Diese Fälle werden paramilitärischen Organisationen zugeschrieben. Alejandro Ramírez fordert den Paramilitarismus als staatliche Politik zu beenden. Paramilitärs sind nicht nur private Todesschwadronen, sondern auch ein Produkt der nationalen Sicherheitsdoktrin, die noch in den staatlichen Streitkräften vorhanden ist. Ein erster Schritt ist es, die Sicherheitspolitik der Streitkräfte zu demokratisieren, damit der Paramilitarismus verschwindet.
Die Dynamik der politischen Verfolgung ist nicht nur etwas, dass Bauern in den Städten erleben. Der 24 Jahre alte studentische Aktivist Hannier Hurtado wird seit dem 30. Oktober vermisst. Auch er ist ein Mitglied des Marcha Patriótica und Teil der populären Organisation PUPSOC. Er verließ sein Haus an diesem Tag und kam nie wieder.
Vor ein paar Monaten befand sich sein Name in einem Flugblatt, welches an seiner Universität (Universidad del Valle) in Umlauf gebracht wurde und eine Liste der 10 studentischen Aktivisten des Marcha Patriótica enthielt, die mit ihrem Leben bedroht wurden, falls sie ihren politischen Aktivismus fortsetzen würden. Auch in einem Brief an einen Freund nur wenige Tage vorher, brachte Hannier Hurtado seine Angst zum Ausdruck, weil sein Leben in Gefahr war. Bis zum heutigen Tag ist sein Aufenthaltsort unbekannt.

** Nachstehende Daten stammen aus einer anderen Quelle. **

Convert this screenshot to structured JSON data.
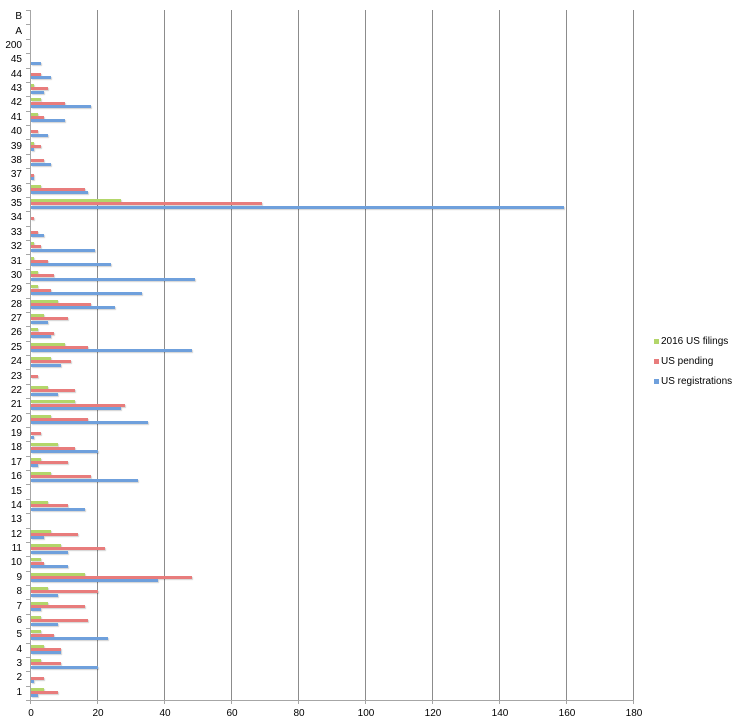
{
  "chart_data": {
    "type": "bar",
    "orientation": "horizontal",
    "title": "",
    "xlabel": "",
    "ylabel": "",
    "xlim": [
      0,
      180
    ],
    "x_ticks": [
      0,
      20,
      40,
      60,
      80,
      100,
      120,
      140,
      160,
      180
    ],
    "grid": "vertical major gridlines",
    "legend_position": "right",
    "categories": [
      "1",
      "2",
      "3",
      "4",
      "5",
      "6",
      "7",
      "8",
      "9",
      "10",
      "11",
      "12",
      "13",
      "14",
      "15",
      "16",
      "17",
      "18",
      "19",
      "20",
      "21",
      "22",
      "23",
      "24",
      "25",
      "26",
      "27",
      "28",
      "29",
      "30",
      "31",
      "32",
      "33",
      "34",
      "35",
      "36",
      "37",
      "38",
      "39",
      "40",
      "41",
      "42",
      "43",
      "44",
      "45",
      "200",
      "A",
      "B"
    ],
    "series": [
      {
        "name": "2016 US filings",
        "color": "#b3d66a",
        "values": [
          4,
          0,
          3,
          4,
          3,
          3,
          5,
          5,
          16,
          3,
          9,
          6,
          0,
          5,
          0,
          6,
          3,
          8,
          0,
          6,
          13,
          5,
          0,
          6,
          10,
          2,
          4,
          8,
          2,
          2,
          1,
          1,
          0,
          0,
          27,
          3,
          0,
          0,
          1,
          0,
          2,
          3,
          1,
          0,
          0,
          0,
          0,
          0
        ]
      },
      {
        "name": "US pending",
        "color": "#e87c7c",
        "values": [
          8,
          4,
          9,
          9,
          7,
          17,
          16,
          20,
          48,
          4,
          22,
          14,
          0,
          11,
          0,
          18,
          11,
          13,
          3,
          17,
          28,
          13,
          2,
          12,
          17,
          7,
          11,
          18,
          6,
          7,
          5,
          3,
          2,
          1,
          69,
          16,
          1,
          4,
          3,
          2,
          4,
          10,
          5,
          3,
          0,
          0,
          0,
          0
        ]
      },
      {
        "name": "US registrations",
        "color": "#6fa0dc",
        "values": [
          2,
          1,
          20,
          9,
          23,
          8,
          3,
          8,
          38,
          11,
          11,
          4,
          0,
          16,
          0,
          32,
          2,
          20,
          1,
          35,
          27,
          8,
          0,
          9,
          48,
          6,
          5,
          25,
          33,
          49,
          24,
          19,
          4,
          0,
          159,
          17,
          1,
          6,
          1,
          5,
          10,
          18,
          4,
          6,
          3,
          0,
          0,
          0
        ]
      }
    ]
  },
  "legend": {
    "items": [
      {
        "label": "2016 US filings",
        "color": "#b3d66a"
      },
      {
        "label": "US pending",
        "color": "#e87c7c"
      },
      {
        "label": "US registrations",
        "color": "#6fa0dc"
      }
    ]
  }
}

Die Stille, die durch Regierungsoffizielle und die mangelnde Berichterstattung in den Medien vollzogen wird, kann in diesem Fall nur als eine Form der Komplizenschaft verstanden werden. Es kann gesagt werden, dass dies eine humanitäre Krise ist und es wichtig für die nationale und internationale Gemeinschaft ist, diese Informationen zu verbreiten und Garantien für die Ausübung der politischen Opposition in Kolumbien zu fordern, um die Sehnsucht nach Frieden zu erreichen.
Kolumbien darf seine Geschichte der politischen Vernichtung nicht wiederholen.